Age 66, husband has cancer. We have both been working remotely, and not even seeing our (local) kids except on Zoom. Mom wasn't sounding good, decided to drive to see her, as it’s been a year. She fell as we were leaving, was already extreme fall risk. We stay in VRBO due to her recurrent bedbug problems. She has 2 hip replacements, blown knees, foot problems, & hospital is getting her a rehab bed Monday She usually does awful with PT and leaves AMA, then time goes by, she falls again. This time, fractured sacrum. I do not want to make the 9 hour drive here again during COVID if she comes home and falls. The nurse with the home care agency agrees she has needed assisted living for some time. I am just looking for validation re my own COVID fears re traveling back
Will it be easier for you if she’s geographically nearer to you? Do your research now, and find a place that YOU feel comfortable as a potential residence for her.
Do you have POA? Will you have finances available to manage her residential care near you (if you will be more comfortable being near her?).
Will you be comfortable using a “carrot on a stick” to manage her care when she refuses to cooperate?
Your mantra MUST be “Safety before all other concerns”. That means safety for her AND ALSO safety for people who love her and have run out of other caregiving options.

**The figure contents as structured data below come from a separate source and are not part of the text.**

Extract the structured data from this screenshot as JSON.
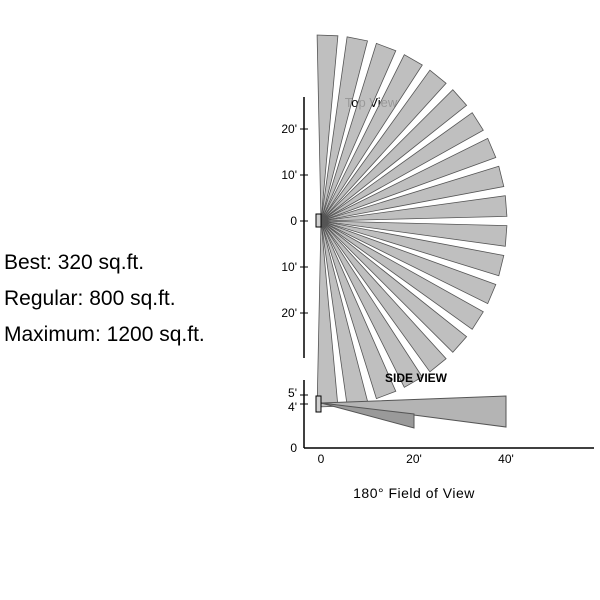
{
  "coverage": {
    "best": "Best: 320 sq.ft.",
    "regular": "Regular: 800 sq.ft.",
    "maximum": "Maximum: 1200 sq.ft."
  },
  "top_view": {
    "title": "Top View",
    "y_ticks": [
      "20'",
      "10'",
      "0",
      "10'",
      "20'"
    ]
  },
  "side_view": {
    "title": "SIDE VIEW",
    "y_ticks": [
      "5'",
      "4'",
      "0"
    ],
    "x_ticks": [
      "0",
      "20'",
      "40'"
    ]
  },
  "caption": "180° Field of View",
  "colors": {
    "beam_fill": "#b4b4b4",
    "beam_stroke": "#555555",
    "axis": "#000000"
  }
}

The fear (for the responsible caregiver!) is REAL (Mom will be mad, Mom will react in a way that may make her condition worse, Mom won’t love me any more), but part of you new caregiving job is to work through all this new, brutally hard stuff, (whoever imagined a year ago that we’d be adding PANDEMIC to all this?), and make the terrible, unpleasant, not what you OR Mom want decisions that will result in the safest, most objective, most humane decisions you can think of going forward, FOR ALL OF YOU.
You’re not alone. We all got to this site because the things that are happening to you and your LOs have happened to us, and we’ve worried through them and wept through them. We’ve tried to keep love and respect and concern in the equation, and sought the often painful compromise.
Take good care of yourself, do the best you can. That’s all you can do, and that’s enough.
It took time & a lot of mental effort to position myself better. Into what I call 'a caring advocate role' - instead of the 'on call helper' position I was in. By 'helping' I was encouraging the 'facade of independance'. By not rushing in to help, the needs were more clearly seen by medical professionals.
The Doctor conformed Anosognosia (lack of ability to perceive the realities of one's own condition). This also helped me to see it wasn't just stubbornness.
I do not visit at all. I am not willing to increase my Covid risk.
It's very wise to be be considering your Covid risk seriously. Adding to your DH's Covid risk is the last thing you want. Take care.
https://www.aginglifecare.org/ALCA/About_Aging_Life_Care/What_you_need_to_know/ALCA/About_Aging_Life_Care/What_you_need_to_know.aspx
https://www.aginglifecare.org/ALCA/About_Aging_Life_Care/Find_an_Aging_Life_Care_Expert/ALCA/About_Aging_Life_Care/Search/Find_an_Expert.aspx?hkey=78a6cb03-e912-4993-9b68-df1573e9d8af
"I can't possibly do that, Mom", is a good way to put it.
Sometimes I call this "enabling the illusion of independence".
Your mother is clearly failing at living independently if she has recurring bedbug problems. Her home is no longer a safe place for her to live. Let the discharge folks do their work.
If she leaves rehab AMA, they will probably call APS. But as stated above, if she is of sound mind, she is allowed to make bad decisions.
But that doesn't mean you have to support them.